Calmodulin kinase II accelerates L-type Ca2+ current recovery from inactivation and compensates for the direct inhibitory effect of Ca2+i in rat ventricular myocytes

摘要

Some studies report that the positive relationship between L-type Ca²⁺ current (ICa−L) and frequency in cardiac myocytes is mainly due to a direct negative feedback of sarcoplasmic reticulum Ca²⁺ release on ICa−L inactivation while others provide evidence for activation of calmodulin kinase II (CaMKII).
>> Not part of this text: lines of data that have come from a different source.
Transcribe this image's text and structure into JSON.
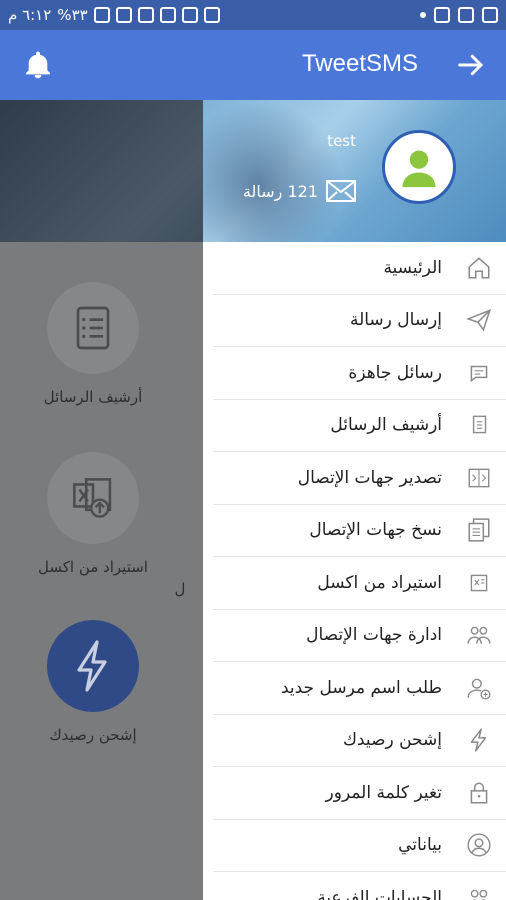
{
  "status_bar": {
    "time": "٦:١٢ م",
    "battery": "%٣٣"
  },
  "app_bar": {
    "title": "TweetSMS"
  },
  "background": {
    "tiles": [
      {
        "label": "أرشيف الرسائل",
        "icon": "document-list-icon"
      },
      {
        "label": "استيراد من اكسل",
        "icon": "excel-upload-icon"
      },
      {
        "label": "إشحن رصيدك",
        "icon": "lightning-icon"
      },
      {
        "label": "ل",
        "icon": "none"
      },
      {
        "label": "",
        "icon": "none"
      }
    ]
  },
  "drawer": {
    "user_name": "test",
    "message_count": "121 رسالة",
    "items": [
      {
        "label": "الرئيسية",
        "icon": "home-icon"
      },
      {
        "label": "إرسال رسالة",
        "icon": "send-icon"
      },
      {
        "label": "رسائل جاهزة",
        "icon": "chat-bubble-icon"
      },
      {
        "label": "أرشيف الرسائل",
        "icon": "document-icon"
      },
      {
        "label": "تصدير جهات الإتصال",
        "icon": "export-contacts-icon"
      },
      {
        "label": "نسخ جهات الإتصال",
        "icon": "copy-icon"
      },
      {
        "label": "استيراد من اكسل",
        "icon": "excel-icon"
      },
      {
        "label": "ادارة جهات الإتصال",
        "icon": "contacts-group-icon"
      },
      {
        "label": "طلب اسم مرسل جديد",
        "icon": "add-user-icon"
      },
      {
        "label": "إشحن رصيدك",
        "icon": "lightning-icon"
      },
      {
        "label": "تغير كلمة المرور",
        "icon": "lock-icon"
      },
      {
        "label": "بياناتي",
        "icon": "profile-icon"
      },
      {
        "label": "الحسابات الفرعية",
        "icon": "sub-accounts-icon"
      }
    ]
  },
  "colors": {
    "app_bar": "#4a77d8",
    "status_bar": "#3b5ea8",
    "avatar_green": "#8cc63f",
    "avatar_border": "#2f5fb3"
  }
}
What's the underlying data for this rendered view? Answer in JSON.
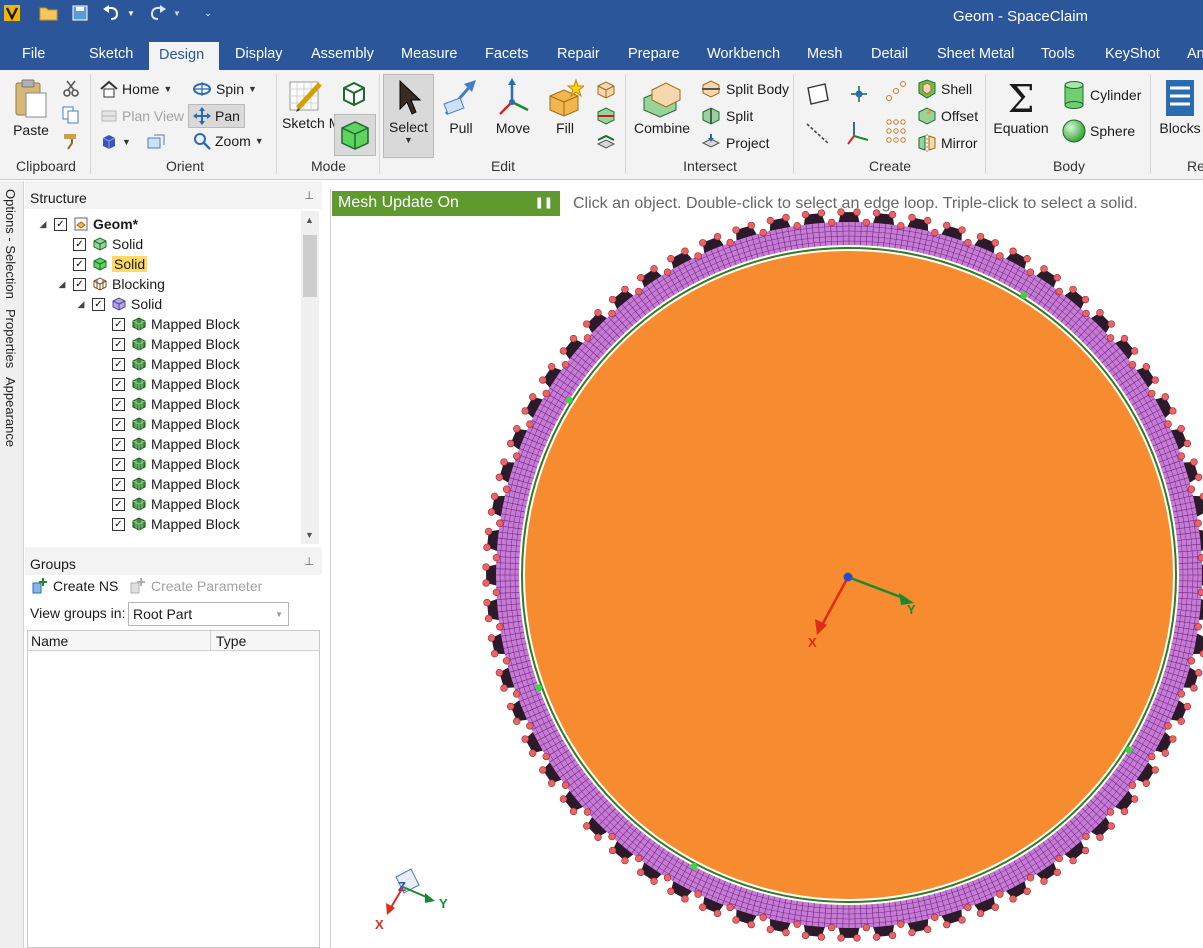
{
  "window": {
    "title": "Geom - SpaceClaim"
  },
  "tabs": [
    "File",
    "Sketch",
    "Design",
    "Display",
    "Assembly",
    "Measure",
    "Facets",
    "Repair",
    "Prepare",
    "Workbench",
    "Mesh",
    "Detail",
    "Sheet Metal",
    "Tools",
    "KeyShot",
    "An"
  ],
  "active_tab": "Design",
  "ribbon": {
    "clipboard": {
      "paste": "Paste",
      "label": "Clipboard"
    },
    "orient": {
      "home": "Home",
      "spin": "Spin",
      "plan_view": "Plan View",
      "pan": "Pan",
      "zoom": "Zoom",
      "label": "Orient"
    },
    "mode": {
      "sketch_mode": "Sketch Mode",
      "label": "Mode"
    },
    "edit": {
      "select": "Select",
      "pull": "Pull",
      "move": "Move",
      "fill": "Fill",
      "label": "Edit"
    },
    "intersect": {
      "combine": "Combine",
      "split_body": "Split Body",
      "split": "Split",
      "project": "Project",
      "label": "Intersect"
    },
    "create": {
      "shell": "Shell",
      "offset": "Offset",
      "mirror": "Mirror",
      "label": "Create"
    },
    "body": {
      "equation": "Equation",
      "cylinder": "Cylinder",
      "sphere": "Sphere",
      "label": "Body"
    },
    "re": {
      "blocks": "Blocks",
      "label": "Re"
    }
  },
  "side_tabs": [
    "Options - Selection",
    "Properties",
    "Appearance"
  ],
  "structure": {
    "title": "Structure",
    "items": [
      {
        "label": "Geom*",
        "bold": true
      },
      {
        "label": "Solid"
      },
      {
        "label": "Solid",
        "selected": true
      },
      {
        "label": "Blocking"
      },
      {
        "label": "Solid"
      },
      {
        "label": "Mapped Block"
      },
      {
        "label": "Mapped Block"
      },
      {
        "label": "Mapped Block"
      },
      {
        "label": "Mapped Block"
      },
      {
        "label": "Mapped Block"
      },
      {
        "label": "Mapped Block"
      },
      {
        "label": "Mapped Block"
      },
      {
        "label": "Mapped Block"
      },
      {
        "label": "Mapped Block"
      },
      {
        "label": "Mapped Block"
      },
      {
        "label": "Mapped Block"
      }
    ]
  },
  "groups": {
    "title": "Groups",
    "create_ns": "Create NS",
    "create_parameter": "Create Parameter",
    "view_groups_label": "View groups in:",
    "view_groups_value": "Root Part",
    "columns": [
      "Name",
      "Type"
    ]
  },
  "viewport": {
    "mesh_badge": "Mesh Update On",
    "hint": "Click an object. Double-click to select an edge loop. Triple-click to select a solid.",
    "triad": {
      "x": "X",
      "y": "Y"
    },
    "corner_triad": {
      "x": "X",
      "y": "Y",
      "z": "Z"
    },
    "colors": {
      "face": "#f68b2f",
      "mesh": "#c77ad6",
      "vertex": "#e8646a",
      "edge": "#2f7d1e"
    }
  }
}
To further elucidate the role of endogenous CaMKII activity, the CaMKII inhibitory peptides, autocamtide-2 relating inhibitory peptide (AIP) and myristoylated AIP were applied using conventional and perforated patch-clamp methods. AIP inhibited the normal adaptive increase in ICa−L in response to abrupt increase in pacing frequency from 0.05 to 2 Hz. The positive ICa−L–frequency relationship was reversed by AIP and the inhibitory effect of AIP was significantly exaggerated at fast pacing rates. The onset of inactivation of ICa−L was not altered by AIP. After thapsigargin treatment, AIP slowed recovery from inactivation of ICa−L and this effect was exaggerated during fast pacing. Buffering of [Ca²⁺]i by BAPTA and EGTA accelerated recovery of ICa−L from inactivation, and BAPTA partly eliminated the effect of AIP on the recovery. We conclude that: (1) [Ca²⁺]i directly slows ICa−L recovery from inactivation; and (2) Ca²⁺-dependent endogenous CaMKII activity accelerates the ICa−L recovery. Thus, at fast heart rates, elevated [Ca²⁺]i activates endogenous CaMKII and compensates for its direct inhibitory effect on ICa−L recovery from inactivation. Dynamic activity of endogenous CaMKII enhances the positive ICa−L–frequency relationship.